FROM A HOME OF PRIVILEGE with loving, concerned, supportive parents, Robinson went on to study fine arts and drama at the State University of New York at Purchase.

He described his first day at SUNY-Purchase in 1981, when the first sign he noticed wasn’t asking him to join a club. It said “Freshman keg party — beer.”

“Last week [in the United States], eight [college] freshmen died” of causes like alcohol poisoning and vehicular deaths that resulted from risky behavior, he said. “They didn’t even get past orientation.

“The epicenter of that was alcohol.”

When he coaxed the Langley students to recognize the stresses and fears they face, they named grades, girls, guns and drugs.

When Robinson asked the freshman and junior classes for a show of hands from those who’d felt stress, only about 35 hands went up in a gymnasium with standing room only.

But when he asked how many of the Langley students want to go to college; almost every hand went up.

“When you step onto that college campus, you’re gonna feel the pressure,” Robinson said.

WHEN HE GRADUATED, ROBINSON got an acting job on “All My Children.” He had opportunity and creative talent, and education. Even with those advantages, peer pressure and easy access propelled him through the progression to harder drugs. He got hooked on crack cocaine, lost 60 pounds in three months, and found himself looting a drugstore in Los Angeles.

To get more drugs, he gave a seller his shoes, pants and money.

“I’m standing in the streets of LA in my boxer shorts,” he said.

He returned to New York, where his wife told him he couldn’t come home because he was still an addict. He then became a homeless addict, he said.

His vivid portrayals of the urban drug front were by turns graphic, jolting and funny.

But along with the shock of the bare truths of his life, Robinson described his escape from a trajectory to certain death.

He gave warm descriptions of the people who threw him lifelines: his mother, his father, his college dean, his wife, his mother-in-law from Jamaica, who evolved from hating him for what he did to her daughter, to nursing him back into a human form when he lived with her during two years of rehabilitation.

ROBINSON ENGAGED his audience of freshmen and juniors early on by challenging those who were inattentive and facing them down.

He quickly won their rapt attention with his body language, street talk and graphic honesty about drug addiction.
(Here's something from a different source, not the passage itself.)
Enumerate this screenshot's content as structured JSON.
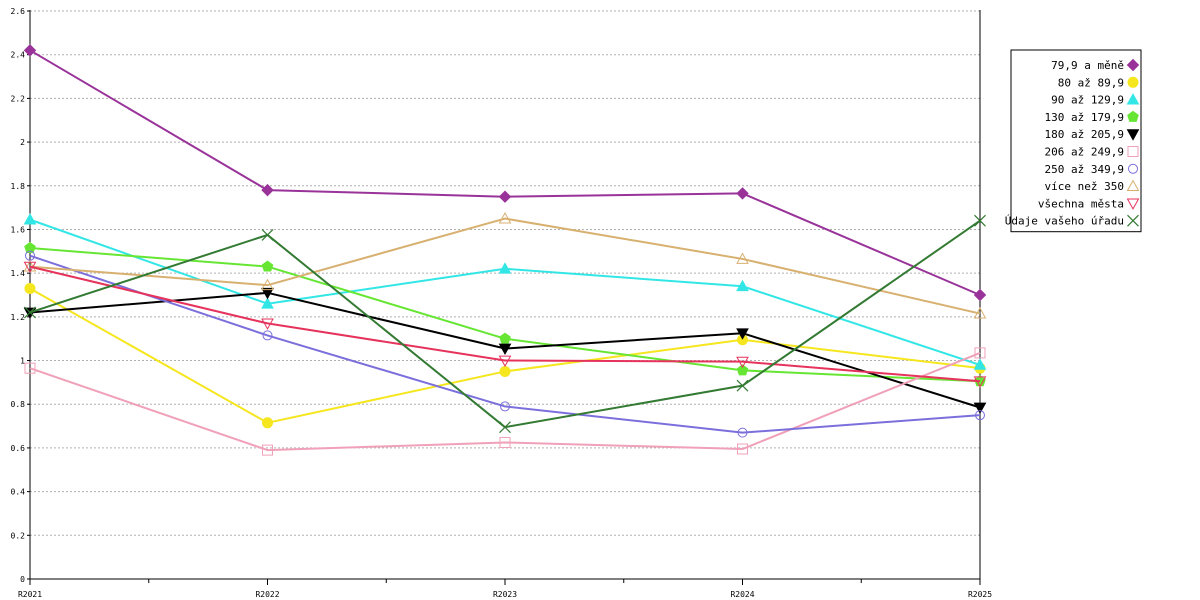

He described waking up one night to copious sweating, violent vomiting and uncontrollable diarrhea. The outline of his body was offset in sweat on the bed sheets, he said.

“I threw up. It was like a waterfall,” he said. “I had stuff I didn’t recognize.” When he heard nervous laughter from the audience, Robinson turned deadly serious, asking them to imagine feeling violence and vulnerability at the same time.

When he had their rapt attention, he told them that “drugs ain’t coming at you, like, in some alleyway.

“They’re going to come to you in the form of somebody beautiful and successful — your best friend, sometimes.”

“You’re no different from Dwight Gooden and Darryl Strawberry, or anybody else who has succumbed to the ills of using drugs and alcohol,” he said.

“There are many children in this room that are coming from alcoholic families. You have been abandoned in some way,” he said.

“There are many walking wounded.”

Robinson talked to the sophomore and senior classes on Oct. 4 and spent two school days making himself available for face-to-face talks with students.

His visit was sponsored by the Langley High School PTSA, the Langley Parent Network and the Safe Community Coalition (SCC) for the Langley and McLean High School pyramids.

“We’ve got the most active pyramid, because we have so many committed parents,” said Jan Auerbach, president of the SCC. “There is a real strong core of committed people.”

The SCC receives federal grants from the Safe and Drugfree Youth Office, part of Fairfax County Public Schools. Each pyramid in the county is allotted an annual budget of $8,000 for programs to discourage alcohol and drug use among schoolchildren.

Robinson visited the Potomac School last February and is scheduled to visit Episcopal High School in Alexandria on Feb. 19, 2003.